The model is not unique, Heenk says. Philips has modelled its pension fund liabilities and assets around the world in the US, the UK, Germany and Holland in a similar way.

This kind of corporate modelling comes close to stepping on the toes of Dutch consultants, notably Ortec, who use stochastic models and scenario analysis extensively in their work for Dutch pension funds.

Yet there is no conflict of interests here, says Kempen's Molenkamp: "We work alongside ALM consultants like Ortec, Watson Wyatt and Mercer. They will conduct an ALM study and, if we act for our client as fiduciary manager, we will communicate with the ALM consultants and together we will establish together a sound policy.

"In most cases an ALM study gives us a kind of rough picture and we then try to make this implementable, enriching it with further categories and other risk assessments."
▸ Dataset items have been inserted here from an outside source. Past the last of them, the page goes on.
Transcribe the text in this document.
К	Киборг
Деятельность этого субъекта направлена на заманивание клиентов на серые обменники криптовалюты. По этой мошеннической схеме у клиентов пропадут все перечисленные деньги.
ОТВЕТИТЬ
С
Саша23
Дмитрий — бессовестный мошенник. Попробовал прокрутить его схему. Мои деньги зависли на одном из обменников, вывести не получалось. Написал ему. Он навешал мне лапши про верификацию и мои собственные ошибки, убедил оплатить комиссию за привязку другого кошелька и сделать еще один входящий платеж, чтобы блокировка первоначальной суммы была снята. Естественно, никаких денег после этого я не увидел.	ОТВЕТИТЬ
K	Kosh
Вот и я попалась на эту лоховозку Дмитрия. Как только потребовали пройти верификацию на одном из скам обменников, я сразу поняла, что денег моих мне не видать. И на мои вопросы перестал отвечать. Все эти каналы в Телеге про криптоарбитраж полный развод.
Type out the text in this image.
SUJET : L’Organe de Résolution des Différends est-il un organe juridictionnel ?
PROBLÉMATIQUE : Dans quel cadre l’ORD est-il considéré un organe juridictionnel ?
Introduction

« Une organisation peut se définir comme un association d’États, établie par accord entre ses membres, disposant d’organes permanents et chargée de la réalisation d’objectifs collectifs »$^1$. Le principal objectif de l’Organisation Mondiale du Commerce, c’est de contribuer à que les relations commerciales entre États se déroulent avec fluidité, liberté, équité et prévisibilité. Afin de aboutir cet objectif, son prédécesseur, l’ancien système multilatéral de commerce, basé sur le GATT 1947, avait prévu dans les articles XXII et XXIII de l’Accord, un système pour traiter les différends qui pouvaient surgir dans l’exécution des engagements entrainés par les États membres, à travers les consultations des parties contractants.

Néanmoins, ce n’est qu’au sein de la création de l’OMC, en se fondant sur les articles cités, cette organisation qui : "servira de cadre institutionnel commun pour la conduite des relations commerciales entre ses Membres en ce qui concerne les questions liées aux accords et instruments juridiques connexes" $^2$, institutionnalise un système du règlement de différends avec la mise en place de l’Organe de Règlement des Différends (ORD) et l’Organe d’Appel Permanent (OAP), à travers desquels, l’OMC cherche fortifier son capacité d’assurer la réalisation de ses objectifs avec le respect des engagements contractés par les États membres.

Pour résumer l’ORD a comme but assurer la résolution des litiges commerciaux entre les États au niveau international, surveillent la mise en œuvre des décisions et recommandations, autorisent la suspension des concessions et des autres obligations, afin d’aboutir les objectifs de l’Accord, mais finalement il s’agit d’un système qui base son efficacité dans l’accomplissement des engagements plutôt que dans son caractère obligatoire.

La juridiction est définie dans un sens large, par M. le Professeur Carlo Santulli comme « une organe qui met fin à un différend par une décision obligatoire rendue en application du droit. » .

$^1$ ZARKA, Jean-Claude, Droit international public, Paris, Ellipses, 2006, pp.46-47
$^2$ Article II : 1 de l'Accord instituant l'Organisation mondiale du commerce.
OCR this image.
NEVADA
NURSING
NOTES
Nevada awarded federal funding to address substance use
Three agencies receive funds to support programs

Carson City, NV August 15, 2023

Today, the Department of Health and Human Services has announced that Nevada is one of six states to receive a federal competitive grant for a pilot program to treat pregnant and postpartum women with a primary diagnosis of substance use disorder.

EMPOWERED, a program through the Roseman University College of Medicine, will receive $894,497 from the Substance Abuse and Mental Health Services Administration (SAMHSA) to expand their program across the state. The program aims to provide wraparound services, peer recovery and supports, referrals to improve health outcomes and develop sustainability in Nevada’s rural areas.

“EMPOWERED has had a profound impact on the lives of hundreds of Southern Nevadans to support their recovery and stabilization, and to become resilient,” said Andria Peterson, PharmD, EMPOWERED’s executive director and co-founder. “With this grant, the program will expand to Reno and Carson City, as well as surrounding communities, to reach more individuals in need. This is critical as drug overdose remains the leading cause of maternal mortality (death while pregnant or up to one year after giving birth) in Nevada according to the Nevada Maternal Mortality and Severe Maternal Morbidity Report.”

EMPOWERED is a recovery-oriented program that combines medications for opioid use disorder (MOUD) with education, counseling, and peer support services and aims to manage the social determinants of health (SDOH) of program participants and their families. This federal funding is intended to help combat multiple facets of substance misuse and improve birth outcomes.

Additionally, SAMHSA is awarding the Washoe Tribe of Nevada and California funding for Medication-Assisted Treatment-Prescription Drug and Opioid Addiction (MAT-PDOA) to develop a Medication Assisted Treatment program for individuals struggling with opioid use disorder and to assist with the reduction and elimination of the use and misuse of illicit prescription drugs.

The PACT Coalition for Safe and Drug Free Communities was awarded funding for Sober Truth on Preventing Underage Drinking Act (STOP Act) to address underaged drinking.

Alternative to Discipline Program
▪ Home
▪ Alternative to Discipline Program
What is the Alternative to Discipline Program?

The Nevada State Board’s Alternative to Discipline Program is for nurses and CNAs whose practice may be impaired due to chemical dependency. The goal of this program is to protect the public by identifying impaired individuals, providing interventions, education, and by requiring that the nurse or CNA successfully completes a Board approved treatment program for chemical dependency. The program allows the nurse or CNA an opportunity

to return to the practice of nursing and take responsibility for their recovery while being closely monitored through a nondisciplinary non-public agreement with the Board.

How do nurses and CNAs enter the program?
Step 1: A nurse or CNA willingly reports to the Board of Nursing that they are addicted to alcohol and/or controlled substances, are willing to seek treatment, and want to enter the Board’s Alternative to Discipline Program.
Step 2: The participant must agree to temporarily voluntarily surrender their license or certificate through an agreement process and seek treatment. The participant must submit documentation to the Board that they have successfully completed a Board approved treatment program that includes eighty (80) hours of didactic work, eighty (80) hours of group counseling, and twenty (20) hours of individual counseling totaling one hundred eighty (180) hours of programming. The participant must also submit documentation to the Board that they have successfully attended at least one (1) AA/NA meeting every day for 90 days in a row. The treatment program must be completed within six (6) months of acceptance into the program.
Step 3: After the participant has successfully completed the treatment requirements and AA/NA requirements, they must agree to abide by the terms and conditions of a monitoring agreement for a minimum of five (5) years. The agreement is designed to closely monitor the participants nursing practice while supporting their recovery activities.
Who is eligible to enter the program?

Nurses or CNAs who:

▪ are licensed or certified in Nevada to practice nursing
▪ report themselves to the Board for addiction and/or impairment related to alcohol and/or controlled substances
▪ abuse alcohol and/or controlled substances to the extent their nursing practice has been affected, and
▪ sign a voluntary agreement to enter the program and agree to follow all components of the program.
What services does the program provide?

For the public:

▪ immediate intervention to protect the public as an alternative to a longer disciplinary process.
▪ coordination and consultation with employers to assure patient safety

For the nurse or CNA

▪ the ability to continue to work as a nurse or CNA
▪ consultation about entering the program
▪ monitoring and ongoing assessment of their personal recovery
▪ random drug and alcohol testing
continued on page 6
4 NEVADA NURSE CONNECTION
The dividing line between consultants and asset managers have already been crossed, Hendriks of GSAM points out. "The traditional demarcation between a consultant and an asset manager is blurring. Many consultants, not only Frank Russell, are starting to enter the asset management field, and for very good reasons. They also see that managing assets is a way more profitable piece of business than sending an invoice for a piece of consultancy."

In the Netherlands the situation is rather different. One leading ALM provider, Ortec, has 80% of the market. Inevitably, therefore, fiduciary managers will be working alongside them, says Hendriks.

"Pension fund boards may come to us and say we trust the judgement of the provider but it's good to have a second opinion. So we work together with the provider.

"What the board is trying to get to is a level of comfort that the ALM study that they get makes sense." Yet Dutch pensions funds may see fiduciary management as one more layer of costs, like a manager of managers.

Molenkamp of Kempen says this is misguided: "A lot of people are penny wise and pound foolish, in the sense they are really focusing on how much basis points will I have to pay a fiduciary manager instead of what shall I get in return," he says.

"The problem, of course, is that you cannot compare future returns with what you would have achieved if you had stuck with the same approach. This is because of the way a fiduciary manager is organised. A fiduciary manager is focused on maximising the returns net of fees and commissions at all stages in the process. "One way of looking at it is that if a pension fund doesn't use a holistic and integral approach, as embedded in fiduciary management, it could losesome savings opportunities. So fiduciary management is for examplealso about keeping down the costs of custody, and putting securities lending in place."

Rewards should be based on performance, Molenkamp says. "We would like to have an alignment with the client so that there would be a kind of base fee and a performance fee based on the whether the client reaches the goal that they need to reach, based on their liabilities."

Fiduciary management needs to prove itself in this sort of way if it is to shake off the criticism that it is an old idea dressed up in new clothes.